Cúpulas e reuniões de alto nível da ONU: mais promessas e menos resultados
A partir de 18 de setembro, a ONU sediará seis reuniões, incluindo duas cúpulas de líderes mundiais, durante um curto período, cinco dias consecutivos, de encontros sem precedentes. Entre eles, está a Cúpula dos Objetivos do Desenvolvimento Sustentável (ODS).
POR THALIF DEEN
NAÇÕES UNIDAS – A partir de 18 de setembro, as Nações Unidas acolherão seis reuniões de alto nível, incluindo duas cúpulas de líderes mundiais, num curto espaço de cinco dias, no que vem sendo descrito como uma série de reuniões “sem precedentes”.
A série de reuniões inclui a Cúpula sobre os Objetivos de Desenvolvimento Sustentável (ODS), nos dias 18 e 19; um Diálogo de Alto Nível sobre Financiamento para o Desenvolvimento (FfD), no dia 20; e uma reunião ministerial da Cúpula do Futuro, no dia 21, preparatória da cúpula marcada para setembro de 2024.
A agenda das 78.ª sessões da Assembleia Geral inclui também reuniões ministeriais de alto nível sobre Prevenção, Preparação e Resposta a Pandemias (20 de setembro); Cobertura Universal de Saúde (21 de setembro) e Combate à Tuberculose (22 de setembro). Prevê-se também o anúncio de uma Cúpula sobre Ambição Climática, marcada para setembro de 2024.
Essas cúpulas de alto nível e reuniões ministeriais ocorrem num momento em que o Secretário-Geral das Nações Unidas, António Guterres, afirma a necessidade de ação e não de promessas vazias ou de retórica política.
Na reunião de cúpula dos BRICS (Brasil, Rússia, Índia, China e África do Sul), realizada na cidade sul-africana de Joanesburgo, de 23 a 24 de agosto, o principal funcionário da ONU queixou-se das promessas vazias por parte dos doadores ocidentais. “Precisamos de ação para salvar nosso planeta. Os países desenvolvidos têm uma responsabilidade especial e, por isso, devem liderar e cumprir. Eles também devem cumprir as suas promessas aos países em desenvolvimento”.

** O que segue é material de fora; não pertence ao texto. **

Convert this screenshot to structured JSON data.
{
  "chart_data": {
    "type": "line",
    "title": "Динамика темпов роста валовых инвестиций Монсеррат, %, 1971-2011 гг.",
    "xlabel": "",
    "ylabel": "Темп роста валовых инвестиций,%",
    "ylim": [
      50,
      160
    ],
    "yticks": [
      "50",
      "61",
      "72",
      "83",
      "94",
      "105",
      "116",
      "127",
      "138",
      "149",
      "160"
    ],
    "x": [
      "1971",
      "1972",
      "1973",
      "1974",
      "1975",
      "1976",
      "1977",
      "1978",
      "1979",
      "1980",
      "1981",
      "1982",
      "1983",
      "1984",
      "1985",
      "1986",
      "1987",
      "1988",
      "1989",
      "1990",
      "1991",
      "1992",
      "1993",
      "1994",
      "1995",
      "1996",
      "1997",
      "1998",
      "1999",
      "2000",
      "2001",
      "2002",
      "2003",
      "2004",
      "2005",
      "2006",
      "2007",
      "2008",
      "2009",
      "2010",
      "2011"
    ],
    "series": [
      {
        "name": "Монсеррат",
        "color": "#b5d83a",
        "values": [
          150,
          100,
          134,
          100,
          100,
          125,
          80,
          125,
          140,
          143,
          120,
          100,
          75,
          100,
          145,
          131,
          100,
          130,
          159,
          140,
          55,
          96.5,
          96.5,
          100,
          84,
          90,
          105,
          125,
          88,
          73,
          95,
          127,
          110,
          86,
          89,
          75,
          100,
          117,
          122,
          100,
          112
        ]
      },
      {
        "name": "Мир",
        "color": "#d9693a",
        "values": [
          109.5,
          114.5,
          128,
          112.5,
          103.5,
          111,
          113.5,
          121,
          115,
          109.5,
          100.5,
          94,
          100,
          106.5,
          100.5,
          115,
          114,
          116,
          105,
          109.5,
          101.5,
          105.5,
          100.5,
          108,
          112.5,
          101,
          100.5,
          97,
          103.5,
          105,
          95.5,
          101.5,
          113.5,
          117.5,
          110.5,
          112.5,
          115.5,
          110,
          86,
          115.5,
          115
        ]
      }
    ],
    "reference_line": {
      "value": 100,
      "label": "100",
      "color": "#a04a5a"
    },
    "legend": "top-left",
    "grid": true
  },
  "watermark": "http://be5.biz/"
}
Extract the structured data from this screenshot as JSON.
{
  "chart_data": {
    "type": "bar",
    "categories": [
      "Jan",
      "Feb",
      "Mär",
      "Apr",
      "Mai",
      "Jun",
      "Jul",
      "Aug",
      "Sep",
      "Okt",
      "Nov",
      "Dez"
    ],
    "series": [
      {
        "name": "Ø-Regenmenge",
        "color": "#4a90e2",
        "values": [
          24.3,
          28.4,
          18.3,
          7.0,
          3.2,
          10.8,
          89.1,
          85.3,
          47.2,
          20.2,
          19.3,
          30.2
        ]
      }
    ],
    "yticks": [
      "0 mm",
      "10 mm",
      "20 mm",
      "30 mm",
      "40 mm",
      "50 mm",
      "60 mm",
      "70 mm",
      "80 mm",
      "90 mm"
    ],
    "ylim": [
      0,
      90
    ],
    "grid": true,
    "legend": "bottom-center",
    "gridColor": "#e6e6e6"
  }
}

Ele destacou a promessa anual de US$ 100 bilhões aos países em desenvolvimento; o fundo proposto para perdas e danos; a duplicação do financiamento da adaptação; e a reposição do Fundo Verde para o Clima – promessas feitas principalmente em reuniões de alto nível.
E sobre planos não implementados para sistemas de alerta precoce, que visam “proteger todas as pessoas no mundo – incluindo 6 em cada 10 africanos que ainda não possuem esses sistemas”. Por uma questão de justiça, África deve ser considerada uma prioridade em todos esses compromissos cruciais, observou.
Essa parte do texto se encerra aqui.